3. Ob die Entscheidung, die die Klägerin anfechten will, ihrer Natur nach ein Zwischenurteil darstellt, welches jedoch in betreff der Rechtsmittel wie ein Endurteil anzusehen (in diesem Sinne Stein/Jonas/Roth, aaO; Zöller/Greger, ZPO 24. Aufl. Rn. 3 vor § 239), also analog § 280 Abs. 2 ZPO zu behandeln ist, oder der Sache nach ein echtes Endurteil darstellt (so RGZ, aaO, sowie das übrige oben zitierte Schrifttum), kann dahingestellt bleiben.
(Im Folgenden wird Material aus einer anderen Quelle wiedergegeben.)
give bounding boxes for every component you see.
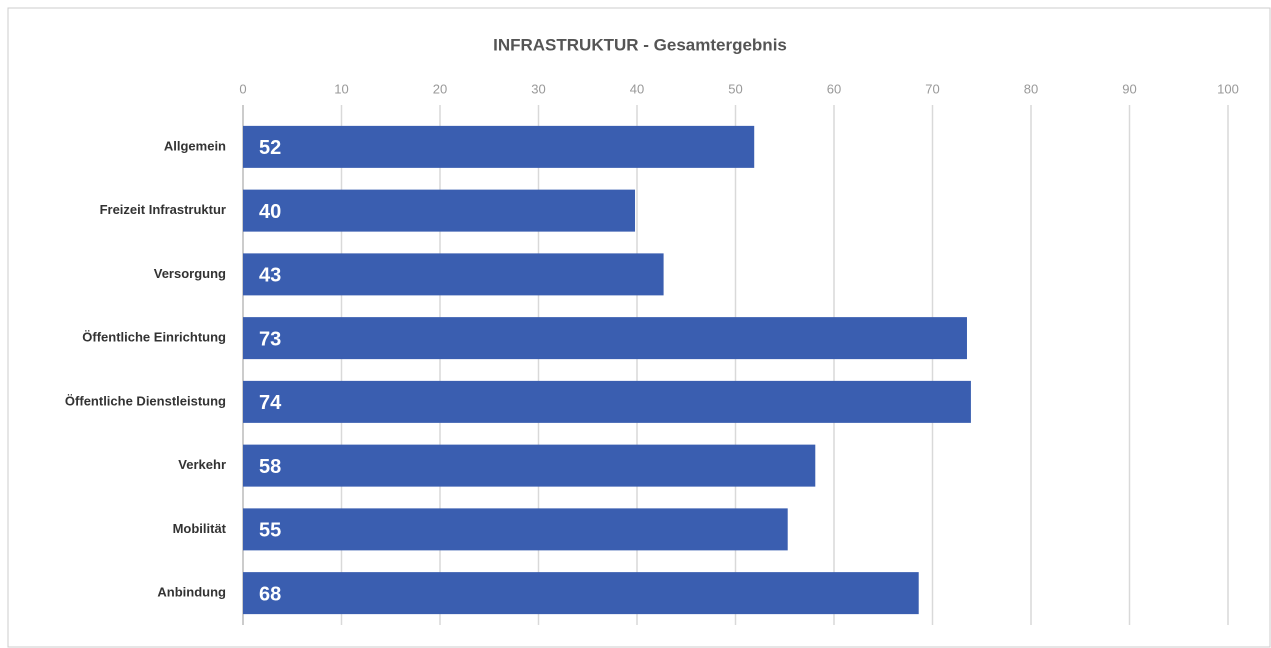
x-tick-label: 40	[630, 81, 644, 96]
x-tick-label: 30	[531, 81, 545, 96]
x-tick-label: 80	[1024, 81, 1038, 96]
value-label: 74	[259, 392, 282, 414]
value-label: 73	[259, 328, 281, 350]
y-tick-label: Allgemein	[164, 138, 226, 153]
x-tick-label: 100	[1217, 81, 1239, 96]
value-label: 40	[259, 201, 281, 223]
y-tick-label: Mobilität	[173, 521, 227, 536]
x-tick-label: 10	[334, 81, 348, 96]
bar	[243, 444, 816, 487]
bar	[243, 572, 919, 615]
value-label: 68	[259, 583, 281, 605]
value-label: 52	[259, 137, 281, 159]
x-tick-label: 90	[1122, 81, 1136, 96]
bar	[243, 317, 967, 360]
bar	[243, 189, 636, 232]
y-tick-label: Öffentliche Dienstleistung	[65, 393, 226, 408]
x-tick-label: 70	[925, 81, 939, 96]
y-tick-label: Öffentliche Einrichtung	[82, 330, 226, 345]
bar	[243, 508, 788, 551]
x-tick-label: 20	[433, 81, 447, 96]
value-label: 58	[259, 456, 281, 478]
value-label: 55	[259, 520, 281, 542]
chart-title: INFRASTRUKTUR - Gesamtergebnis	[493, 35, 787, 54]
y-tick-label: Freizeit Infrastruktur	[100, 202, 226, 217]
bar	[243, 125, 755, 168]
y-tick-label: Verkehr	[178, 457, 226, 472]
y-tick-label: Versorgung	[154, 266, 226, 281]
y-tick-label: Anbindung	[157, 585, 226, 600]
x-tick-label: 60	[827, 81, 841, 96]
value-label: 43	[259, 265, 281, 287]
bar	[243, 253, 664, 296]
x-tick-label: 0	[239, 81, 246, 96]
bar	[243, 380, 971, 423]
x-tick-label: 50	[728, 81, 742, 96]
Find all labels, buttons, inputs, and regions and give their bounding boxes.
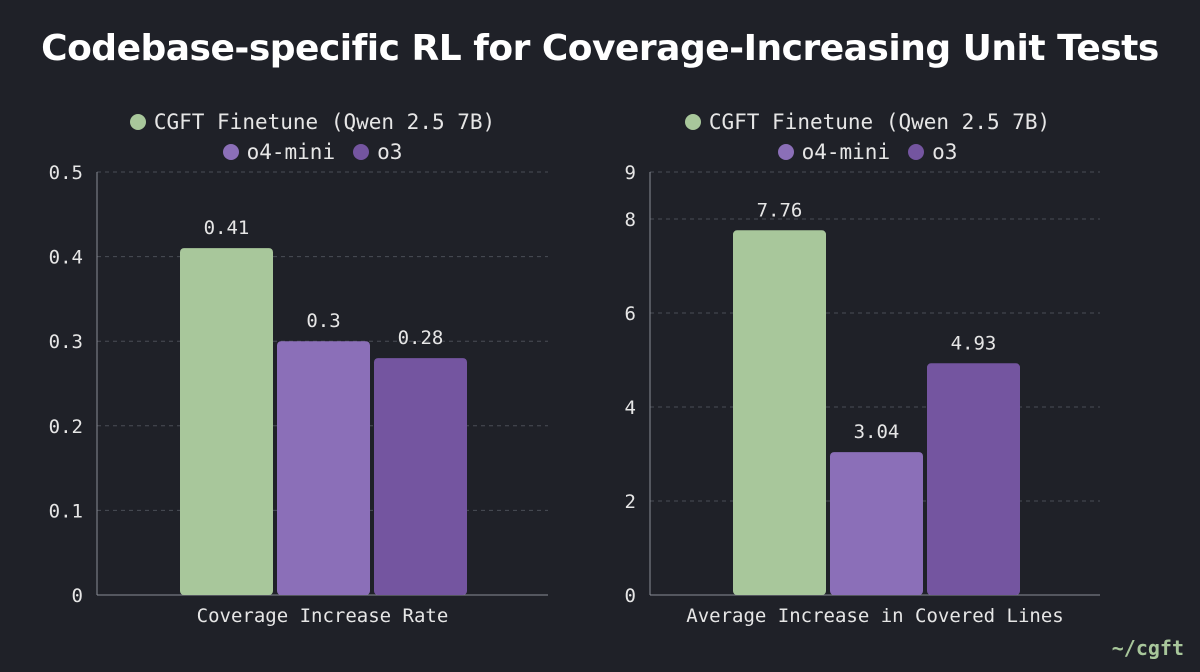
legend-swatch-cgft <box>129 114 146 130</box>
bar-right-0 <box>733 230 826 595</box>
bar-right-1 <box>830 452 923 595</box>
legend-swatch-o4mini-right <box>777 144 794 160</box>
bar-label-left-1: 0.3 <box>306 310 340 332</box>
bar-left-2 <box>374 358 467 595</box>
legend-item-o3-right: o3 <box>908 140 957 164</box>
legend-item-o4mini-right: o4-mini <box>777 140 891 164</box>
legend-item-cgft-right: CGFT Finetune (Qwen 2.5 7B) <box>684 110 1051 134</box>
y-tick-label-right-1: 2 <box>625 491 636 513</box>
legend-label-o3-right: o3 <box>932 140 958 164</box>
bar-label-right-0: 7.76 <box>757 199 803 221</box>
x-axis-label-right: Average Increase in Covered Lines <box>686 605 1064 627</box>
bar-left-0 <box>180 248 273 595</box>
x-axis-label-left: Coverage Increase Rate <box>197 605 449 627</box>
chart-title: Codebase-specific RL for Coverage-Increa… <box>41 28 1159 69</box>
y-tick-label-left-2: 0.2 <box>49 416 83 438</box>
legend-item-cgft: CGFT Finetune (Qwen 2.5 7B) <box>129 110 496 134</box>
legend-label-o3: o3 <box>377 140 403 164</box>
bar-label-left-2: 0.28 <box>398 327 444 349</box>
legend-item-o3: o3 <box>353 140 402 164</box>
legend-swatch-o3-right <box>908 144 925 160</box>
y-tick-label-right-5: 9 <box>625 162 636 184</box>
y-tick-label-right-2: 4 <box>625 397 636 419</box>
brand-logo: ~/cgft <box>1111 636 1184 660</box>
legend-item-o4mini: o4-mini <box>222 140 336 164</box>
bar-label-right-1: 3.04 <box>854 421 900 443</box>
legend-swatch-o4mini <box>222 144 239 160</box>
legend-left-row2: o4-mini o3 <box>0 140 625 164</box>
y-tick-label-left-4: 0.4 <box>49 247 83 269</box>
legend-right-row1: CGFT Finetune (Qwen 2.5 7B) <box>600 110 1135 134</box>
y-tick-label-right-0: 0 <box>625 585 636 607</box>
bar-right-2 <box>927 363 1020 595</box>
bar-label-left-0: 0.41 <box>204 217 250 239</box>
y-tick-label-left-5: 0.5 <box>49 162 83 184</box>
legend-label-o4mini-right: o4-mini <box>801 140 891 164</box>
y-tick-label-left-1: 0.1 <box>49 500 83 522</box>
y-tick-label-left-0: 0 <box>72 585 83 607</box>
legend-left-row1: CGFT Finetune (Qwen 2.5 7B) <box>0 110 625 134</box>
legend-right-row2: o4-mini o3 <box>600 140 1135 164</box>
legend-label-o4mini: o4-mini <box>246 140 336 164</box>
bar-label-right-2: 4.93 <box>951 332 997 354</box>
legend-swatch-cgft-right <box>684 114 701 130</box>
legend-label-cgft-right: CGFT Finetune (Qwen 2.5 7B) <box>708 110 1051 134</box>
y-tick-label-right-4: 8 <box>625 209 636 231</box>
legend-swatch-o3 <box>353 144 370 160</box>
bar-left-1 <box>277 341 370 595</box>
y-tick-label-left-3: 0.3 <box>49 331 83 353</box>
legend-label-cgft: CGFT Finetune (Qwen 2.5 7B) <box>153 110 496 134</box>
y-tick-label-right-3: 6 <box>625 303 636 325</box>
Nimmt man letzteres an, ist die Klägerin nach dem Meistbegünstigungsgrundsatz berechtigt, gegen das verfahrensrechtlich unzulässige Zwischenurteil mit dem Rechtsmittel vorzugehen, welches ihr zustände, wenn die Entscheidung als Endurteil ergangen wäre (vgl. , NJW 1994, 1651, 1652).

III.

Die form- und fristgerecht eingelegte und begründete Nichtzulassungsbeschwerde hat auch Erfolg. Die Zulassung der Revision ist gemäß § 543 Abs. 2 Satz 1 Nr. 1 ZPO geboten.

Wie schon aus den Ausführungen des angefochtenen Urteils hervorgeht, wird die Frage, ob der Verwalter auch im Insolvenzverfahren über das Vermögen einer Gesellschaft befugt ist, einen zur Masse gehörenden Gegenstand freizugeben mit der Wirkung, daß der Schuldner den Rechtsstreit gemäß § 85 Abs. 2 InsO wirksam aufzunehmen in der Lage ist, im Schrifttum unterschiedlich beurteilt. Sie ist von erheblicher praktischer Bedeutung und höchstrichterlich noch nicht geklärt.